Mi padre era chapista en el Parque Móvil Ministerial, donde arreglaban los coches oficiales y los de la policía. Un coche como los que él solía arreglar había sufrido el atentado. Un conductor del mismo organismo había muerto con el almirante y con su escolta. ¿Y si los terroristas atentaban donde trabajaba mi padre? ¿Y si lo mataban? Aquel fue el primer momento en que sentí miedo por lo que pasaba a mi alrededor. Las caras de mi madre y de mi abuela tampoco ayudaban a tranquilizarme. Me fui a mi habitación y me eché a llorar. Por mi padre y por la obra de teatro que no podríamos hacer. Era 20 de diciembre, y solo quedaban de clase los dos días en los que íbamos a tener fiesta. Y como era una obra de Navidad, no tendría ningún sentido representarla después. Me había costado mucho trabajo aprenderme las frases que tenía que decir el pastorcillo, y ya nunca las podría recitar.
Aquella también fue la primera frustración importante que viví en los días en los que salí definitivamente de la infancia, incluso de la pubertad. Hasta entonces, el mundo exterior habitaba en los miedos de mi familia y en los telediarios en blanco y negro. Desde ese instante, el mundo empezaba a formar parte también de mi propia vida.
En mi cuarto hacía frío, así que dejé de llorar para regresar al comedor y al calor de la estufa de petróleo.
13
Entro de nuevo en el dormitorio de mis padres con una caja archivador donde tengo intención de meter, sin mirarlos, todos sus documentos, sus papeles, sus fotos, y las cartas que encuentre en sus mesillas de noche. Empiezo la tarea. No quiero leer las cartas escritas con la caligrafía de mi madre, no voy a hacerlo. Desde que murió, cada vez que me encuentro con su letra inglesa, tan bien trazada y cuidada, me pongo a llorar.

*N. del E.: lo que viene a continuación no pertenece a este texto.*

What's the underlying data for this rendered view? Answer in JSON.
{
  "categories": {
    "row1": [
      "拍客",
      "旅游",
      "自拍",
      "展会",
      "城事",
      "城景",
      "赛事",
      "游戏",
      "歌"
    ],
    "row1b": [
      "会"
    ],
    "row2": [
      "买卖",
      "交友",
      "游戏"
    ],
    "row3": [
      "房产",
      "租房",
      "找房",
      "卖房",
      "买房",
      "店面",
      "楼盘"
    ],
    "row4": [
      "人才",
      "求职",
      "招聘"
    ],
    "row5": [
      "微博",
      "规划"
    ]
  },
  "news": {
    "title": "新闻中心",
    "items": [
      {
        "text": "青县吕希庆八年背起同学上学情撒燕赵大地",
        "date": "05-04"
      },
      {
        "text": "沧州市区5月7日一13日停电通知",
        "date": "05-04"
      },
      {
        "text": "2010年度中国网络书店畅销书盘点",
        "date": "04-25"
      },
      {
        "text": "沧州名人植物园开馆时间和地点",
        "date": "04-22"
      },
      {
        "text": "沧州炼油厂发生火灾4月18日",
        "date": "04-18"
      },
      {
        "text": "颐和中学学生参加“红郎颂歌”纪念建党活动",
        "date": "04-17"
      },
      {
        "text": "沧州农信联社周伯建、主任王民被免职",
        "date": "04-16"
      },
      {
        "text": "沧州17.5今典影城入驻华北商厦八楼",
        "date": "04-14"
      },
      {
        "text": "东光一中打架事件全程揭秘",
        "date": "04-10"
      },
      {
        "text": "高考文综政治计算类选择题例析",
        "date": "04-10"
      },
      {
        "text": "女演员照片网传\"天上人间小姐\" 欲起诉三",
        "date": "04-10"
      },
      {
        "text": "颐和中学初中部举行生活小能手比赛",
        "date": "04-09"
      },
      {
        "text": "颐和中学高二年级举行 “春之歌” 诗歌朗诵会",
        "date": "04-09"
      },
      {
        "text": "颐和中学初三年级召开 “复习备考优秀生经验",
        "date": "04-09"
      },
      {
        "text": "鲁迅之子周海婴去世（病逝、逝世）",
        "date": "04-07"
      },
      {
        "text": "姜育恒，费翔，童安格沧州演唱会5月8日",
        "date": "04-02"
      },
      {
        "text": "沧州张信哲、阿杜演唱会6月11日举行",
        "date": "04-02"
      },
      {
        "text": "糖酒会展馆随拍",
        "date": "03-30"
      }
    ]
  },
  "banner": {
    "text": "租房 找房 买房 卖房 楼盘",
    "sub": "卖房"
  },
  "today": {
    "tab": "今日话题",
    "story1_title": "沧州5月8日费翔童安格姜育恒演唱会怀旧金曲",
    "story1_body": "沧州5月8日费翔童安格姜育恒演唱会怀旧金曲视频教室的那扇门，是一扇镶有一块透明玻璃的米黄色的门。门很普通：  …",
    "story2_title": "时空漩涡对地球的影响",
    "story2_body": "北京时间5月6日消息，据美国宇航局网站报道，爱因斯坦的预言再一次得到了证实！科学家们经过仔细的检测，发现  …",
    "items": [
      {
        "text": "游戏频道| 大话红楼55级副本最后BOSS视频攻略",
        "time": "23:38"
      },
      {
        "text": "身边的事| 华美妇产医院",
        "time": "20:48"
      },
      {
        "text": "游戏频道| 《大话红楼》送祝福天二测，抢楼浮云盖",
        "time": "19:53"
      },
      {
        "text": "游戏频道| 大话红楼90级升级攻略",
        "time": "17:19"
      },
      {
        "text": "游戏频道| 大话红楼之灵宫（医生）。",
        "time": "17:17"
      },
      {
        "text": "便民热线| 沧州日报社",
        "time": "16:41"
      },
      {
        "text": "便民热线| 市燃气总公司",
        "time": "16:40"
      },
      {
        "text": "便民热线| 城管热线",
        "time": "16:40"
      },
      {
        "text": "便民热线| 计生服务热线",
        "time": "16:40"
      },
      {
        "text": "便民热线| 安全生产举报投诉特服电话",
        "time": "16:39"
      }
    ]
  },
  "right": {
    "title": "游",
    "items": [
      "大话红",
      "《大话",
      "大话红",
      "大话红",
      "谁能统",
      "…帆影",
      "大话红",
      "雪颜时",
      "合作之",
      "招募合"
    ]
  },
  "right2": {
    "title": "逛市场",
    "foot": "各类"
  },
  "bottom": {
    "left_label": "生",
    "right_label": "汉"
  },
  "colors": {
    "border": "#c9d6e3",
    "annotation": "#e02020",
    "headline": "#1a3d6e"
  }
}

Me encuentro varios pasaportes anudados con una cinta roja. Ahí están los últimos, los penúltimos, los anteriores, y el primero. El primer pasaporte familiar, el que correspondía a mi padre y a mi madre conjuntamente. Lo sacaron para nuestro primer viaje al extranjero. Mi primer viaje en general. Yo tenía dos años y medio y fuimos a casa de mi madrina en Italia. Por aquel entonces, las mujeres casadas no podían tener pasaporte, no fuera a ser que dejaran al marido, se marcharan del país y no volvieran. Así que la foto y los datos de mi madre formaban parte del pasaporte de mi padre, donde también estaba incluida yo. Veo sus rostros en blanco y negro mirando a la cámara con miedo y con ilusión.
Con ilusión porque iban a salir del país por primera vez.
Con miedo porque iban a salir del país por primera vez.
Corría el año 1964 y casi nadie cruzaba la frontera a no ser que fuera a la vendimia a Francia, o a trabajar en Alemania, en Bélgica, en Suiza o en el país vecino. Apenas se salía del país de turismo, y eso por dos razones. La primera era que la gran mayoría de los trabajadores como mi padre no tenían dinero suficiente para viajar. En casa ahorrábamos porque papá tenía dos trabajos, vivíamos en casa de la abuela y no éramos gastadores. La otra razón era que mucha gente creía al pie de la letra lo que se estudiaba en los colegios, que era lo mismo que escuchábamos en el telediario y en el NO-DO hasta la saciedad, y que mi madre repetía una y otra vez.
—Como en España no se vive en ningún sitio.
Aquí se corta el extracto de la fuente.